Eczema can have a serious impact on people's physical and mental health. Adequate psychological support for people with eczema is essential. As well as treating the physical symptoms of eczema, interventions such as counselling allow people to cope better with the mental impact of their condition.

"Living with eczema can have a profound impact on one's mental health. It is absolutely vital that patients who have eczema and are struggling either physically or mentally as a result are referred onwards to a dermatologist to start treatment early," says Sheraz.
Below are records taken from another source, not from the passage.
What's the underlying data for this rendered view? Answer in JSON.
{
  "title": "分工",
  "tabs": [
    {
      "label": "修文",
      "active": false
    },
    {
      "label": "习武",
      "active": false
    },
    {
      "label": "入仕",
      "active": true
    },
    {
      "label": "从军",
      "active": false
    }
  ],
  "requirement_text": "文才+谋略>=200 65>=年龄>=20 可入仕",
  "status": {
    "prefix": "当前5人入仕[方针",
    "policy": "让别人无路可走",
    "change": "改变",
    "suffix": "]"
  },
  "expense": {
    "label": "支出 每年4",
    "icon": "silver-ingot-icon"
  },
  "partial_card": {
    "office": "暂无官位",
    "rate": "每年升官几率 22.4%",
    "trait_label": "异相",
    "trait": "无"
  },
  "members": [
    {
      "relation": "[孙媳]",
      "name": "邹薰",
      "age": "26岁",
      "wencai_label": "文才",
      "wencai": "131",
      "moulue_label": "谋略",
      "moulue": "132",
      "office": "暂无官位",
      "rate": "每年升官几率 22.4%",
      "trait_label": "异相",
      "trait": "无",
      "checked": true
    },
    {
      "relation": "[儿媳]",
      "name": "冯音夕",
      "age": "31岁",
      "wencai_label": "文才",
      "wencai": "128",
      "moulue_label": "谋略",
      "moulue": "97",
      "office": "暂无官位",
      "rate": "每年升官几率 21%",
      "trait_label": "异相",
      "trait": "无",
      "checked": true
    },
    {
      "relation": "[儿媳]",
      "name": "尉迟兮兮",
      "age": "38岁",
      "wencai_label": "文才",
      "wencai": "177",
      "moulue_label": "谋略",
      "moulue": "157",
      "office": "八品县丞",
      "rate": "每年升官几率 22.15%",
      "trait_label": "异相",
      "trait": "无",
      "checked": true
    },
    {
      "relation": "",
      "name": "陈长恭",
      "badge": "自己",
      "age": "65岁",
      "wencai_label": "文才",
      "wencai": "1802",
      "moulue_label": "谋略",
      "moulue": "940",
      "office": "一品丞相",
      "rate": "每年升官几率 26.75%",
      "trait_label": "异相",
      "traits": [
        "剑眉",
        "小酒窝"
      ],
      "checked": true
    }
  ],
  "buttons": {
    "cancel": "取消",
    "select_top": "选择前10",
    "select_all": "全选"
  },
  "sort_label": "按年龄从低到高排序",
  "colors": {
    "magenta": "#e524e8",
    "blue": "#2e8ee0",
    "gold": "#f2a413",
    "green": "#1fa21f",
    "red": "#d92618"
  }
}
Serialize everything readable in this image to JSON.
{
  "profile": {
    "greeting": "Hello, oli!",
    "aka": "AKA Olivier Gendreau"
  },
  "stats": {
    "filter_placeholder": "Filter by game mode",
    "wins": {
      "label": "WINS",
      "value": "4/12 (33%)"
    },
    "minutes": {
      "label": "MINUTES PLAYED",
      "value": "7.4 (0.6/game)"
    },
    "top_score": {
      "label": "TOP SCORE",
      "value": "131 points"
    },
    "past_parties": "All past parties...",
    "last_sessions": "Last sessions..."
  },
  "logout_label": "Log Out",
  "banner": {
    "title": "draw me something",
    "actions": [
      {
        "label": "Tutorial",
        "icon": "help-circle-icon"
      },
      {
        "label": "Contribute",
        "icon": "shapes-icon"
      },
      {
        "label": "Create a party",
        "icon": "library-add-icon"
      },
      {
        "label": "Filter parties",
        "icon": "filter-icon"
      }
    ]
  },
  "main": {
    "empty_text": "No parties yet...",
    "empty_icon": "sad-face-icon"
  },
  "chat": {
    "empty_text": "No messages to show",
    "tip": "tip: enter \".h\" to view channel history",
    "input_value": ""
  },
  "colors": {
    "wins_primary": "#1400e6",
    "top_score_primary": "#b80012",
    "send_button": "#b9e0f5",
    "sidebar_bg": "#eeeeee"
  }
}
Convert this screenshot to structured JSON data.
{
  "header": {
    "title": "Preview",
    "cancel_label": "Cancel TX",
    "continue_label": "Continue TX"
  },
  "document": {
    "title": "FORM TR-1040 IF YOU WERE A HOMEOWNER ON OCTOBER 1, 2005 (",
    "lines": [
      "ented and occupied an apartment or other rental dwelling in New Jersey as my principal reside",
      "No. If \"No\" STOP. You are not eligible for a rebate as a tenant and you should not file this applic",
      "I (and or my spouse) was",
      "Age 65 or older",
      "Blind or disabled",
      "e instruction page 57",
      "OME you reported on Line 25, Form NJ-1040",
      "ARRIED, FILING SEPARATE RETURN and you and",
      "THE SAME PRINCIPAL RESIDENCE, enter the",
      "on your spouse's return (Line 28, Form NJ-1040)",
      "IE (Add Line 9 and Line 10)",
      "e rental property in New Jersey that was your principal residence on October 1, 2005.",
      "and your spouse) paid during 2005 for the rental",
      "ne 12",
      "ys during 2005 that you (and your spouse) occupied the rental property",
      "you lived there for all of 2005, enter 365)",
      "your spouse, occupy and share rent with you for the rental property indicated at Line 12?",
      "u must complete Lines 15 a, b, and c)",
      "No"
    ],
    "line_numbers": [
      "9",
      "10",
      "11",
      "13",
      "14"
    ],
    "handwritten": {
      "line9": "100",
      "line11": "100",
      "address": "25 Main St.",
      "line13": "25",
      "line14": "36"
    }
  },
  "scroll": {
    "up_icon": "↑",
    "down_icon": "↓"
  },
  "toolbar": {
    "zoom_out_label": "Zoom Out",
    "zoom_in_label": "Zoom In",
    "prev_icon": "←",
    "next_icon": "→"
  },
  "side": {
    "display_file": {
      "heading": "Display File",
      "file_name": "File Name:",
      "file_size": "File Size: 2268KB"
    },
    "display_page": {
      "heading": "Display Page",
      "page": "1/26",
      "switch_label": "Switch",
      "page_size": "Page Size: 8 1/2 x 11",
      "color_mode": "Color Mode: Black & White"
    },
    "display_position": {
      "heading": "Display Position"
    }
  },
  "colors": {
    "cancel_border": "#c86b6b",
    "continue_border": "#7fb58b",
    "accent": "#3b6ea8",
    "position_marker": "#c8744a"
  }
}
"We must not forget the impact that eczema will have on family members, particularly in the case of children, who may be up all night scratching, resulting in tired and weary parents. There are also some schools of thought that early, effective intervention and treatment of eczema may help prevent the development of other conditions such as food allergies or allergic rhinitis," he adds.

"Early and effective treatments will also lead to reductions in skin flare-ups, fewer GP and hospital visits, and a reduced need for admitting patients."

Why eczema patients need better mental health support

A study in the British Journal of Dermatology revealed that atopic eczema has a significant detrimental impact on patients' quality of life. When looking at the Children's Life Quality Index - a measure used to assess the impact of any condition on quality of life - eczema had the second highest score, surpassed only by cerebral palsy.

"From a physical perspective the skin of course is extremely itchy, can burn or become infected. Sleep is often disturbed, leading to further tiredness and physical stress," says Sheraz. "A factor that is often overlooked with severe eczema is the pain that can be associated with inflamed skin. Over time the skin can thicken, become discoloured or scarred. Scratching behaviour is worsened when patients are frustrated or stressed."

A survey by the National Eczema Association revealed that more than 30% of people with eczema were diagnosed with depression or anxiety. Additionally, research published in JAMA dermatology in 2018 showed a significant increase in risk of suicidal thoughts in adults with eczema when compared to the general population.

"The impact that moderate-to-severe eczema continues to have on people's lives is laid out here in stark terms," says Carla Jones, CEO of Allergy UK. "Yet still, a very small percentage of Integrated Care Systems (ICSs) and their predecessors, Clinical Commissioning Groups (CCGs), have an eczema commissioning policy in place. And there is still no NICE adolescent or adult guidelines for eczema to help reduce unwarranted variation in care."

By providing these guidelines, healthcare professionals will be better able to support patients with eczema.